For me – “Having possession of the ball is important, Territorial possession is more important, Chance creation and execution is the most important”
This blog will elaborate further on the above quote and the ideas behind this thinking.
The problem with possession stats
Possession stats tell you very little about what happened in a game of football. That isn’t to say that possession should not be desired or controlling the ball is not important to winning a game.
Having the ball is not always a decision made by the team in possession, it can also be that the opponent is allowing a team to have negative or ineffective possession inside their own half and amongst the defenders (players furthest away from goal). Jose Mourinho is a coach who has spoken frequently on the subject of “simply having possession should not being mistaken for controlling the game”.
So possession of the ball is one thing, effective and dangerous possession is another.
For possession to be important in the outcome of a football game, the focus must be moved to WHERE on the pitch your team has the ball and WHO in your team is in possession of the ball.
Lastly and most importantly, the OUTCOMES from your possession will determine whether you score and win football matches.
As we make progress in football analysis and intelligence, we will begin to see more importance placed on the above areas within media and less on the quick snap shot of which team made the most passes or had the most % of possession. The key analysis should be on which team used their possession to create the biggest goal threat.
These things are often easier to see on the eye and therefore, the best analysis of any football match should be made in viewing the game with your eyes, rather than on a stat spreadsheet.
The xG generation of stats is well and truly up and running, Similar to possession statistics, we should also take xG for what it is…… and what it certainly isn’t in the analysis of football matches.
xG provides an average ranking for the chance of scoring, but doesn’t take into account the individual quality of the player receiving that chance to score (a chance for Cristiano Ronaldo is not the same for a league two player who is playing at a lower level). In short, xG gives an insight on the quality of the chance created rather than the quality of the player, so as a concept it’s a hard sell for a coach who believes that players are everything to the game.
The importance of territorial Possession
It’s my thinking that a good possession based team is one whose forwards have more touches on the ball than the back players. For this to happen, a team must be able to keep possession, but with forward momentum and the ability to receive the ball under high pressure from the opponents.
This is the true value of possession – to play forward and into your attacking players inside the opponents half of the pitch.
My advice, would be to analyse your teams possession in three ways
(1) The amount of possession you have in the game – lets say 50% – how much of that 50% is inside the opponents half of the pitch? – my aim would be for 70% of MY teams possession to be inside the opponents territory – as that possession is in the most effective areas to create chances to score.
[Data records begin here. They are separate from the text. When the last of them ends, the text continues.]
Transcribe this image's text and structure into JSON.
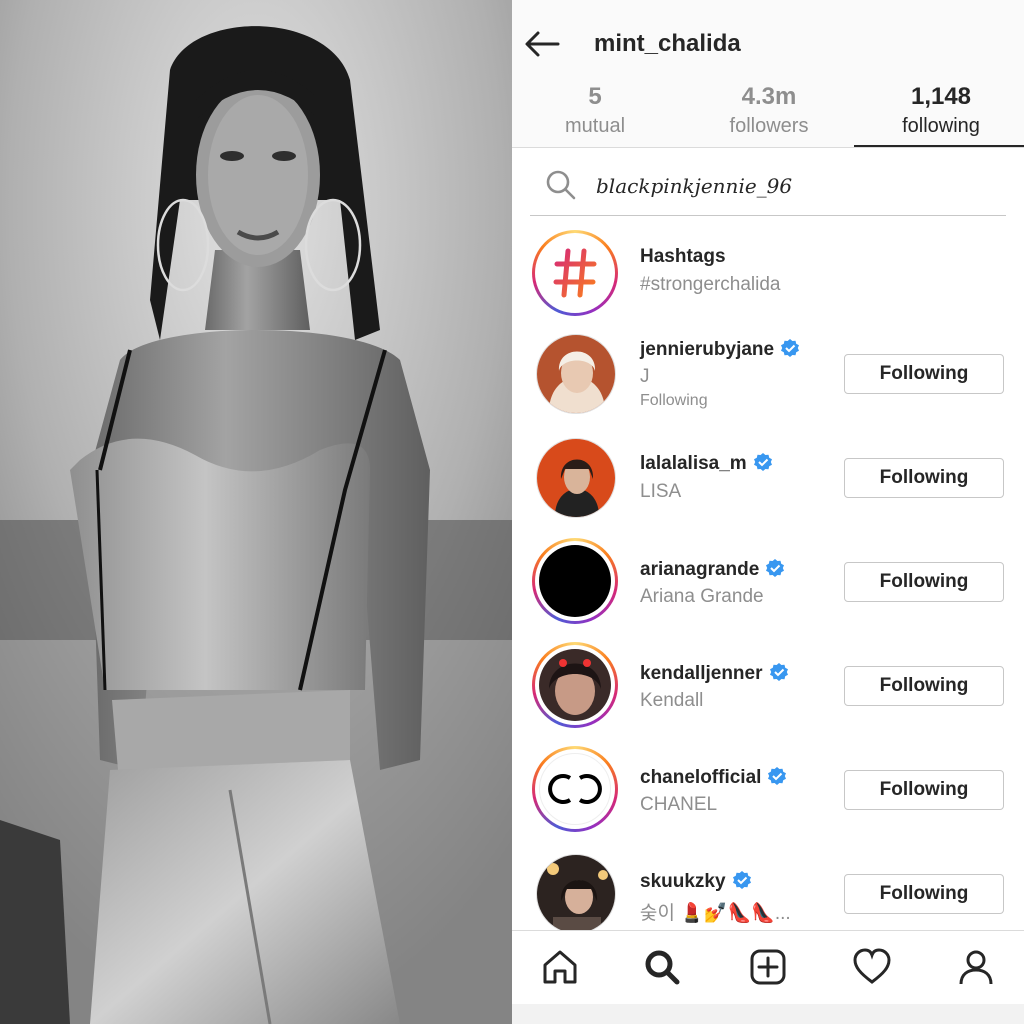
{
  "header": {
    "username": "mint_chalida"
  },
  "tabs": [
    {
      "count": "5",
      "label": "mutual",
      "active": false
    },
    {
      "count": "4.3m",
      "label": "followers",
      "active": false
    },
    {
      "count": "1,148",
      "label": "following",
      "active": true
    }
  ],
  "search": {
    "value": "blackpinkjennie_96"
  },
  "hashtags": {
    "title": "Hashtags",
    "tag": "#strongerchalida"
  },
  "accounts": [
    {
      "username": "jennierubyjane",
      "verified": true,
      "name": "J",
      "note": "Following",
      "button": "Following"
    },
    {
      "username": "lalalalisa_m",
      "verified": true,
      "name": "LISA",
      "button": "Following"
    },
    {
      "username": "arianagrande",
      "verified": true,
      "name": "Ariana Grande",
      "button": "Following"
    },
    {
      "username": "kendalljenner",
      "verified": true,
      "name": "Kendall",
      "button": "Following"
    },
    {
      "username": "chanelofficial",
      "verified": true,
      "name": "CHANEL",
      "button": "Following"
    },
    {
      "username": "skuukzky",
      "verified": true,
      "name": "숮이 💄💅👠👠...",
      "button": "Following"
    }
  ],
  "nav": [
    "home-icon",
    "search-icon",
    "add-post-icon",
    "heart-icon",
    "profile-icon"
  ],
  "colors": {
    "verified_blue": "#3897f0",
    "text_primary": "#262626",
    "text_secondary": "#8e8e8e"
  }
}
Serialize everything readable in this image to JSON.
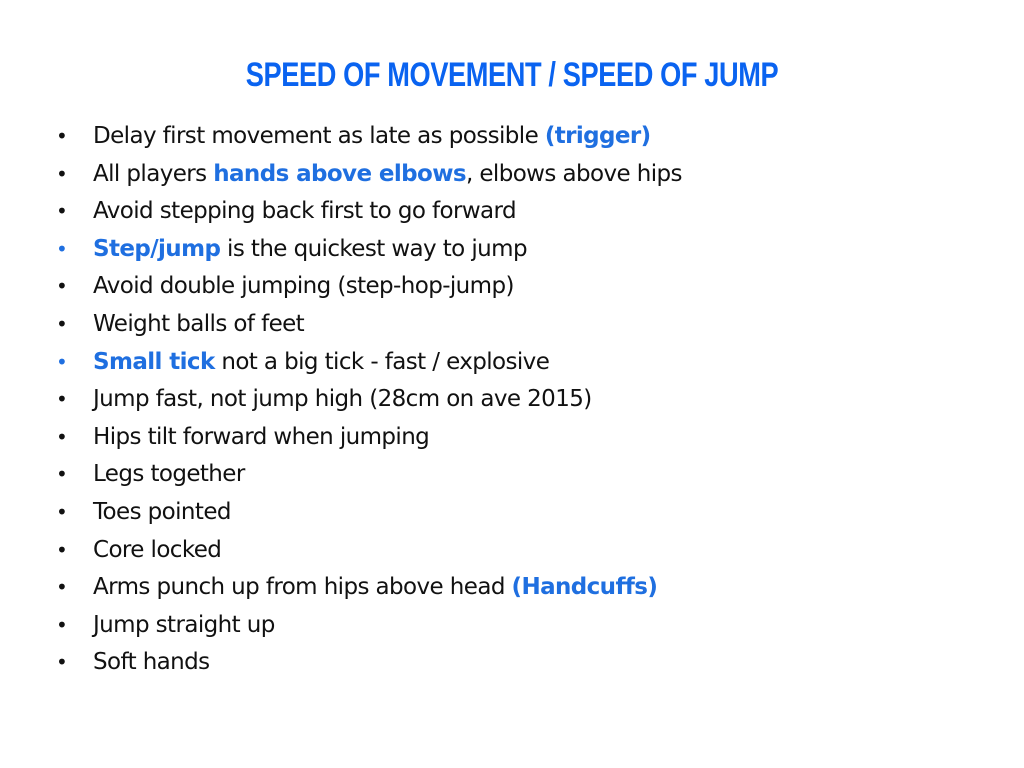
{
  "slide": {
    "title": "SPEED OF MOVEMENT / SPEED OF JUMP",
    "colors": {
      "title": "#0a63f0",
      "highlight": "#1f6fe0",
      "text": "#111111"
    },
    "bullets": [
      {
        "pre": "Delay first movement as late as possible ",
        "highlight": "(trigger)",
        "post": "",
        "blue_bullet": false
      },
      {
        "pre": "All players ",
        "highlight": "hands above elbows",
        "post": ", elbows above hips",
        "blue_bullet": false
      },
      {
        "pre": "Avoid stepping back first to go forward",
        "highlight": "",
        "post": "",
        "blue_bullet": false
      },
      {
        "pre": "",
        "highlight": "Step/jump",
        "post": " is the quickest way to jump",
        "blue_bullet": true
      },
      {
        "pre": "Avoid double jumping (step-hop-jump)",
        "highlight": "",
        "post": "",
        "blue_bullet": false
      },
      {
        "pre": "Weight balls of feet",
        "highlight": "",
        "post": "",
        "blue_bullet": false
      },
      {
        "pre": "",
        "highlight": "Small tick",
        "post": " not a big tick - fast / explosive",
        "blue_bullet": true
      },
      {
        "pre": "Jump fast, not jump high (28cm on ave 2015)",
        "highlight": "",
        "post": "",
        "blue_bullet": false
      },
      {
        "pre": "Hips tilt forward when jumping",
        "highlight": "",
        "post": "",
        "blue_bullet": false
      },
      {
        "pre": "Legs together",
        "highlight": "",
        "post": "",
        "blue_bullet": false
      },
      {
        "pre": "Toes pointed",
        "highlight": "",
        "post": "",
        "blue_bullet": false
      },
      {
        "pre": "Core locked",
        "highlight": "",
        "post": "",
        "blue_bullet": false
      },
      {
        "pre": "Arms punch up from hips above head ",
        "highlight": "(Handcuffs)",
        "post": "",
        "blue_bullet": false
      },
      {
        "pre": "Jump straight up",
        "highlight": "",
        "post": "",
        "blue_bullet": false
      },
      {
        "pre": "Soft hands",
        "highlight": "",
        "post": "",
        "blue_bullet": false
      }
    ],
    "bullet_glyph": "•"
  }
}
(2) The amount of passes received by your attacking players – or – the amount of touches that each player has in your team. Can the least dangerous players in your team have the least amount of touches? a simple format is to have the midfielders on the ball more than your defenders and your attackers on the ball more than your midfielders. This seems a simple process, but when analysing most games of football, you will find that even the elite teams often play possession at the back, rather than from the back and into advanced areas of the pitch. To achieve this style of play, this is a tactical concept that takes a lot of work on the training pitch with your team.
(3) The outcomes of your possession in order of importance – goals, shots on target, shots off target, crosses, set plays gained.
How do you get your most dangerous players on the ball?
The above question should be one that constantly influences your daily training and communication with your team. Some things to consider
- Clarity inside your team on “who your teams most dangerous players are and why”
- Movement and rotation to play forwards
- The areas you want your key players to arrive in or occupy
- Understanding and awareness of the player passing or receiving the ball
- The ability to change speed and focus of the attack
How do you keep the opponents “Least” dangerous players on the ball?
When defending, some things to consider are
- Which player(s) in the opponents team are most dangerous to your team?
- How can you block them from receiving the ball?
- How can you keep your opponents least dangerous players on the ball?
- How can you keep your opponents (1) far away from your goal (2) in wider areas of the pitch (3) with reduced time on the ball
Defending linked to how you want to attack?
You should always promote a game plan that gives your team the best chance of winning the game. Over a 38 game league season, or a full 50-60 game season including cup and/or European competitions, you will never always win the same way. You must adjust and make a game plan that enables you to attack your opponents weaknesses in the best way possible.
Does this include having as much possession as possible?, or calculated possession based on space to attack on regaining the ball? or a mixture of both?……….
This is the art of coaching and changes from game to game or even within the different moments of a single game (a goal being scored, the weather, the environment, the moment of the season, the time remaining or player/team in-game fatigue).
Linking defending to how you want to attack and vice versa is therefore a key component of your tactical game plan. An elite example is how both France and Italy won the World Cup and European Championships with a (1) possession based approach (2) linked to being a low block out of possession (3) linked to fast transition both in counter attacking and defending.